L'étude PEGASUS-TIMI 54, parue en 2015,3 a randomisé des patients ayant présenté un IMA 1 à 3 ans auparavant, ayant 1 facteur de risque additionnel, vers un traitement par AAS + ticagrelor 90 mg BID, par AAS + ticagrelor 60 mg BID ou par AAS + placebo. Les deux groupes ticagrelor se sont avérés supérieurs à la monothérapie par AAS (respectivement HR: 0,85, p = 0,0008 et HR: 0,84, p = 0,004) en ce qui concerne les MACE (décès CV, IMA, AVC) (tableau 2). Toutefois, ceci allait à nouveau de pair avec une augmentation significative du risque hémorragique (hémorragies TIMI majeures et mineures), sans différence significative au niveau du nombre d'hémorragies fatales ou intracrâniennes. Il est également apparu que ce risque hémorragique était moins élevé dans le groupe recevant 60 mg BID, cette posologie s'avérant toutefois aussi efficace pour prévenir les MACE. Si on convertit ceci, le traitement par ticagrelor 60 mg BID a pu prévenir 42 événements majeurs (décès CV, IMA, AVC), au prix de 31 hémorragies TIMI majeures.
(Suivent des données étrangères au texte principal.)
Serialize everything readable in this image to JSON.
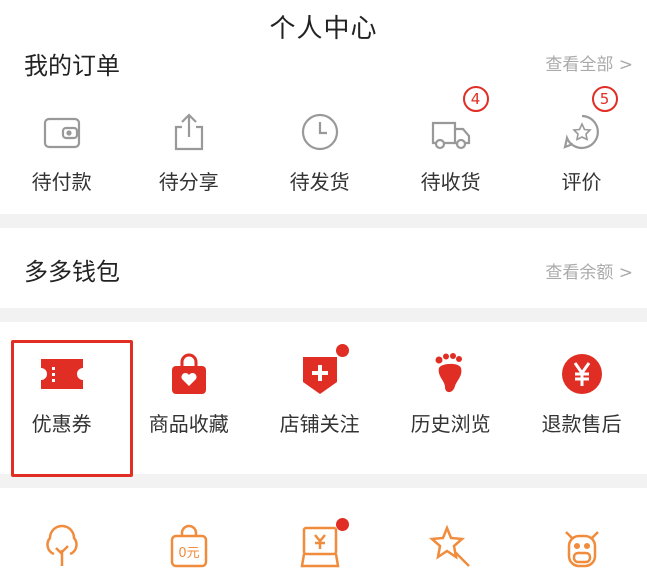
{
  "header": {
    "title": "个人中心"
  },
  "orders": {
    "title": "我的订单",
    "view_all": "查看全部 >",
    "items": [
      {
        "label": "待付款",
        "icon": "wallet-icon"
      },
      {
        "label": "待分享",
        "icon": "share-icon"
      },
      {
        "label": "待发货",
        "icon": "clock-icon"
      },
      {
        "label": "待收货",
        "icon": "truck-icon",
        "badge": "4"
      },
      {
        "label": "评价",
        "icon": "review-icon",
        "badge": "5"
      }
    ]
  },
  "wallet": {
    "title": "多多钱包",
    "link": "查看余额 >"
  },
  "services": {
    "items": [
      {
        "label": "优惠券",
        "icon": "coupon-icon",
        "highlighted": true
      },
      {
        "label": "商品收藏",
        "icon": "shopping-bag-heart-icon"
      },
      {
        "label": "店铺关注",
        "icon": "shop-plus-icon",
        "dot": true
      },
      {
        "label": "历史浏览",
        "icon": "footprint-icon"
      },
      {
        "label": "退款售后",
        "icon": "yuan-icon"
      }
    ]
  },
  "bottom_row": {
    "items": [
      {
        "icon": "tree-icon"
      },
      {
        "icon": "bag-zero-icon",
        "text": "0元"
      },
      {
        "icon": "yuan-card-icon",
        "dot": true
      },
      {
        "icon": "star-cursor-icon"
      },
      {
        "icon": "cow-icon"
      }
    ]
  },
  "colors": {
    "accent": "#e02e24",
    "orange": "#f08c3c",
    "gray_icon": "#999999"
  }
}
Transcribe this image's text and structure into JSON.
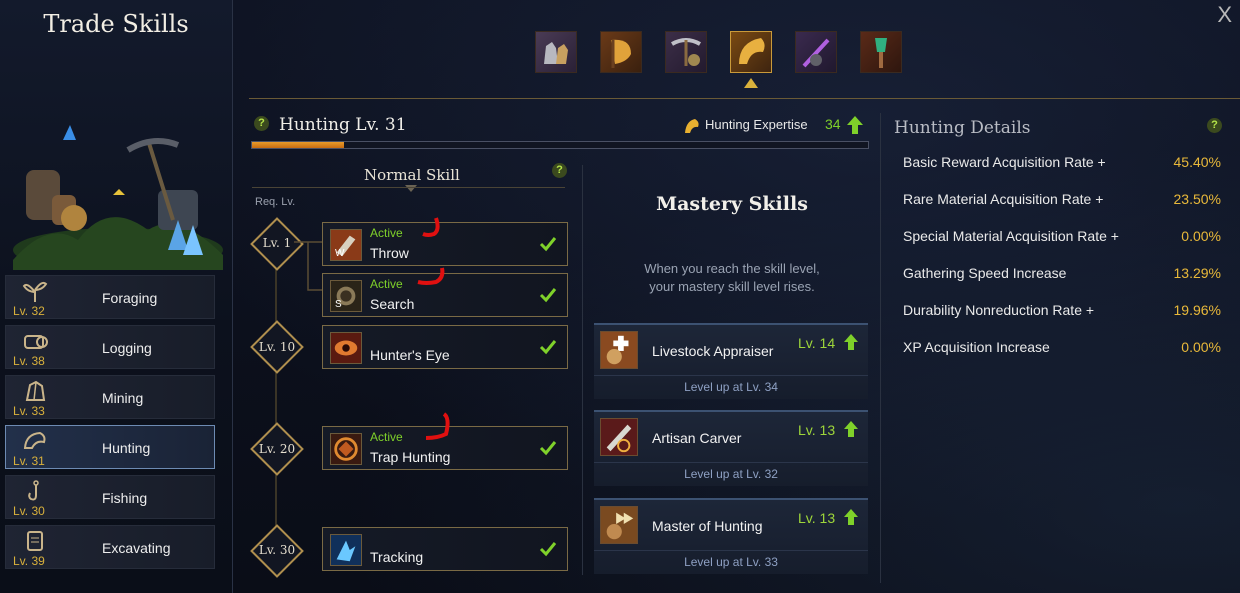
{
  "window": {
    "title": "Trade Skills",
    "close_label": "X"
  },
  "categories": [
    {
      "name": "Foraging",
      "level": "Lv. 32",
      "icon": "sprout-icon"
    },
    {
      "name": "Logging",
      "level": "Lv. 38",
      "icon": "log-icon"
    },
    {
      "name": "Mining",
      "level": "Lv. 33",
      "icon": "ore-icon"
    },
    {
      "name": "Hunting",
      "level": "Lv. 31",
      "icon": "horn-icon",
      "selected": true
    },
    {
      "name": "Fishing",
      "level": "Lv. 30",
      "icon": "fishhook-icon"
    },
    {
      "name": "Excavating",
      "level": "Lv. 39",
      "icon": "scroll-icon"
    }
  ],
  "tabs": [
    {
      "name": "gloves-tab",
      "icon": "gloves-icon"
    },
    {
      "name": "axe-tab",
      "icon": "axe-icon"
    },
    {
      "name": "pickaxe-tab",
      "icon": "pickaxe-icon"
    },
    {
      "name": "hunting-tab",
      "icon": "horn-icon",
      "selected": true
    },
    {
      "name": "fishing-tab",
      "icon": "rod-icon"
    },
    {
      "name": "shovel-tab",
      "icon": "shovel-icon"
    }
  ],
  "header": {
    "help": "?",
    "title": "Hunting Lv. 31",
    "expertise_label": "Hunting Expertise",
    "expertise_value": "34",
    "progress": 0.15
  },
  "normal_skill": {
    "title": "Normal Skill",
    "help": "?",
    "req_label": "Req. Lv.",
    "levels": [
      "Lv. 1",
      "Lv. 10",
      "Lv. 20",
      "Lv. 30"
    ],
    "skills": [
      {
        "name": "Throw",
        "status": "Active",
        "key": "W"
      },
      {
        "name": "Search",
        "status": "Active",
        "key": "S"
      },
      {
        "name": "Hunter's Eye",
        "status": ""
      },
      {
        "name": "Trap Hunting",
        "status": "Active"
      },
      {
        "name": "Tracking",
        "status": ""
      }
    ]
  },
  "mastery": {
    "title": "Mastery Skills",
    "desc_line1": "When you reach the skill level,",
    "desc_line2": "your mastery skill level rises.",
    "skills": [
      {
        "name": "Livestock Appraiser",
        "level": "Lv. 14",
        "hint": "Level up at Lv. 34"
      },
      {
        "name": "Artisan Carver",
        "level": "Lv. 13",
        "hint": "Level up at Lv. 32"
      },
      {
        "name": "Master of Hunting",
        "level": "Lv. 13",
        "hint": "Level up at Lv. 33"
      }
    ]
  },
  "details": {
    "title": "Hunting Details",
    "help": "?",
    "rows": [
      {
        "label": "Basic Reward Acquisition Rate +",
        "value": "45.40%"
      },
      {
        "label": "Rare Material Acquisition Rate +",
        "value": "23.50%"
      },
      {
        "label": "Special Material Acquisition Rate +",
        "value": "0.00%"
      },
      {
        "label": "Gathering Speed Increase",
        "value": "13.29%"
      },
      {
        "label": "Durability Nonreduction Rate +",
        "value": "19.96%"
      },
      {
        "label": "XP Acquisition Increase",
        "value": "0.00%"
      }
    ]
  },
  "colors": {
    "accent_gold": "#d9b13c",
    "active_green": "#7fd12a",
    "progress_orange": "#e99b2a"
  }
}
En outre, la dose de 60 mg BID entraînait moins de dyspnée (un effet indésirable connu du ticagrelor) ou de bradyarythmies.

Récemment, le Groupe de travail belge de Cardiologie aiguë a publié un document de synthèse à propos du sujet évoqué ci-dessus,4 avec une attention spécifique vis-à-vis des patients qui doivent être inclus dans ces groupes à haut risque. Les recommandations pratiques au sujet de la poursuite de la DAPT y sont également évoquées.

Bien que l'étude PEGASUS TIMI ait pu répondre à certaines de nos questions au sujet de la DAPT prolongée, d'autres questions restent encore sans réponse:

  • Quelle est la durée idéale de traitement à 'long terme' (3 ans? - 5 ans? - à vie?) chez les patients à haut risque?
  • Le clopidogrel constitue-t-il une alternative valable pour une DAPT prolongée?
  • Le traitement par une dose faible de ticagrelor (60 mg BID) est-il également efficace au cours de la 1re année suivant un SCA (et induit-il dès lors un risque hémorragique moindre que la dose plus élevée)?
  • Y a-t-il une place pour les inhibiteurs P2Y12 en monothérapie après un SCA et, si oui, à quelle phase?
  • Le score hémorragique DAPT estil applicable, étant donné qu'il n'a pas été validé chez les patients ayant présenté un SCA, et qu'il n'a pas été étudié avec une dose faible de ticagrelor?

Conclusion

On dispose de preuves suffisantes pour traiter la majorité des patients ayant présenté un SCA pendant 1 an au moyen d'une DAPT. Compte tenu des études récentes, les patients à haut risque doivent (en l'absence de risque hémorragique accru) continuer leur DAPT (en l'occurrence une faible dose de ticagrelor), de préférence sans interruption, y compris au-delà d'un an après le SCA. Nous espérons que les sous-analyses de PEGASUS- TIMI 54/DAPT - notamment - et de nouvelles données répondront aux questions en suspens au sujet de la durée optimale de la DAPT après un SCA.

Références

  1. CURE-trial: Effects of Clopidogrel in Addition to Aspirin in Patients with Acute Coronary Syndromes without ST-Segment Elevation. N Engl J Med, 2001, 345, 494-502.
  2. Palmerini T., et al. Mortality in patients treated with extended duration dual antiplatelet therapy after drug-eluting stent implantation: a pairwise and Bayesian network meta-analysis of randomised trials. Lancet, 2015, 385, 2371-2382.
  3. Bonaca, M. et al. Long-Term Use of Ticagrelor in Patients with Prior Myocardial Infarction. N Engl J Med, 2015, 372, 1791-1800.
  4. Sinnaeve, P et al. One-year and longer dual antiplatelet therapy after an acute coronary syndrome: a Belgian position paper. Acta Cardiologica, 2017, Feb, 72.